Once you have somehow identified a child class of interest (maybe all of them, if you want instances of all child subclasses, etc), getattr(parentclass,'%s_set' % childclass.__name__) should help (if the child class's name is 'foo', this is just like accessing parentclass.foo_set -- no more, no less). Again, if you need clarification or examples, please ask!
Carl's solution is a good one, here's one way to do it manually if there are multiple related child classes:
def get_children(self):
rel_objs = self._meta.get_all_related_objects()
return [getattr(self, x.get_accessor_name()) for x in rel_objs if x.model != type(self)]
It uses a function out of _meta, which is not guaranteed to be stable as django evolves, but it does the trick and can be used on-the-fly if need be.
It turns out that what I really needed was this:
Model inheritance with content type and inheritance-aware manager
That has worked perfectly for me. Thanks to everyone else, though. I learned a lot just reading your answers!
You can use django-polymorphic for that.
It allows to automatically cast derived classes back to their actual type. It also provides Django admin support, more efficient SQL query handling, and proxy model, inlines and formset support.
The basic principle seems to be reinvented many times (including Wagtail's .specific, or the examples outlined in this post). It takes more effort however, to make sure it doesn't result in an N-query issue, or integrate nicely with the admin, formsets/inlines or third party apps.
Here's my solution, again it uses _meta so isn't guaranteed to be stable.
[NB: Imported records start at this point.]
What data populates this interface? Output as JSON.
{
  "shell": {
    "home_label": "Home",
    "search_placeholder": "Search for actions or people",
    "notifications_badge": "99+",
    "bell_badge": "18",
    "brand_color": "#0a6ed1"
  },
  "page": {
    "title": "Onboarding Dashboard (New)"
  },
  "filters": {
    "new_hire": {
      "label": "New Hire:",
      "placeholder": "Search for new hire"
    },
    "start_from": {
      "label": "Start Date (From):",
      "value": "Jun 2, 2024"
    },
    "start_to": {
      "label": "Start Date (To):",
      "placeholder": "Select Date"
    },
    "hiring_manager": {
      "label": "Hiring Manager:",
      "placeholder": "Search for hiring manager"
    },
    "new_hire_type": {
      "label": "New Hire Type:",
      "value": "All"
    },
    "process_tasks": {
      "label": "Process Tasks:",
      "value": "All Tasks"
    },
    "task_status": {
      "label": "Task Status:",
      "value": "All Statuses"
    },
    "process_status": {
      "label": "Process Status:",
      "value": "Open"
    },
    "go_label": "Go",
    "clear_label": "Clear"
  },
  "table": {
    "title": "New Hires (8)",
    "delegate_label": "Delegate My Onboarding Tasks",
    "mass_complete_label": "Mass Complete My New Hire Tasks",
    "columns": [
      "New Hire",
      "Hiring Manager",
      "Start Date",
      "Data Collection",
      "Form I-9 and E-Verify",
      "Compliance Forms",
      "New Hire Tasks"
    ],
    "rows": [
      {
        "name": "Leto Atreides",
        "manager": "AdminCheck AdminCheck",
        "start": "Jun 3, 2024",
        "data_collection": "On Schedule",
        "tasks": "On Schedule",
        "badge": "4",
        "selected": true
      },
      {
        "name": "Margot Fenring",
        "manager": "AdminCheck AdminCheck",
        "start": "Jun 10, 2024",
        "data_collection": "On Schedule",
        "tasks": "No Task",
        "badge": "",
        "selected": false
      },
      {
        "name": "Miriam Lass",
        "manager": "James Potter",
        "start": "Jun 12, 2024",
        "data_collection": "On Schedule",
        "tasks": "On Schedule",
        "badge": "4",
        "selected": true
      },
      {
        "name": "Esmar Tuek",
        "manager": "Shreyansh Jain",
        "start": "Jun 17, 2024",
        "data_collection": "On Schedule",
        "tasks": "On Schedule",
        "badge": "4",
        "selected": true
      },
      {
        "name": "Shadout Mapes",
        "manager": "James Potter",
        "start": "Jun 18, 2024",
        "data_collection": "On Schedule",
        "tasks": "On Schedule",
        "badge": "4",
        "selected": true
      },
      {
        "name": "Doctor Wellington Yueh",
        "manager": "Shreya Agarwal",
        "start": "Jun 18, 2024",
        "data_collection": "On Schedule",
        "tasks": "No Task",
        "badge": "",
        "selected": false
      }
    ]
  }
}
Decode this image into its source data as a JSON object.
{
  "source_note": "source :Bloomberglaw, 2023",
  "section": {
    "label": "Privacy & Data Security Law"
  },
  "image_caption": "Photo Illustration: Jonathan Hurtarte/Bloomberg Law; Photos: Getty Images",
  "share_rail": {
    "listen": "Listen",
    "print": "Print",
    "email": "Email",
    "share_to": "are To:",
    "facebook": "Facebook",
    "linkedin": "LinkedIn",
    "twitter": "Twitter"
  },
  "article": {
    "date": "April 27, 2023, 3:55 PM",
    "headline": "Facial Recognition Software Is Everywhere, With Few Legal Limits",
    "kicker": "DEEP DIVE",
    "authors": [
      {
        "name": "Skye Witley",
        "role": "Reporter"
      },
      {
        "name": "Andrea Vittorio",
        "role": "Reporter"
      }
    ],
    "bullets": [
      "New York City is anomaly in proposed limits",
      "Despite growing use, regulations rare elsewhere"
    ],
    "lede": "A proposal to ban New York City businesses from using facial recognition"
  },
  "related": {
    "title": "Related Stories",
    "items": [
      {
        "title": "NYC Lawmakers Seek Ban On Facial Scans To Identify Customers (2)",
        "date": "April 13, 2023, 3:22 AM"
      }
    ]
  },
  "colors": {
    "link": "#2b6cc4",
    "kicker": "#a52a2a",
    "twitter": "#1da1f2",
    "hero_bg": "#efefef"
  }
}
class Animal(models.model):
name = models.CharField()
number_legs = models.IntegerField()
...
def get_child_animal(self):
child_animal = None
for r in self._meta.get_all_related_objects():
if r.field.name == 'animal_ptr':
child_animal = getattr(self, r.get_accessor_name())
if not child_animal:
raise Exception("No subclass, you shouldn't create Animals directly")
return child_animal
class Dog(Animal):
...
for a in Animal.objects.all():
a.get_child_animal() # returns the dog (or whatever) instance
You can achieve this looking for all the fields in the parent that are an instance of django.db.models.fields.related.RelatedManager. From your example it seems that the child classes you are talking about are not subclasses. Right?
An alternative approach using proxies can be found in this blog post. Like the other solutions, it has its benefits and liabilities, which are very well put in the end of the post.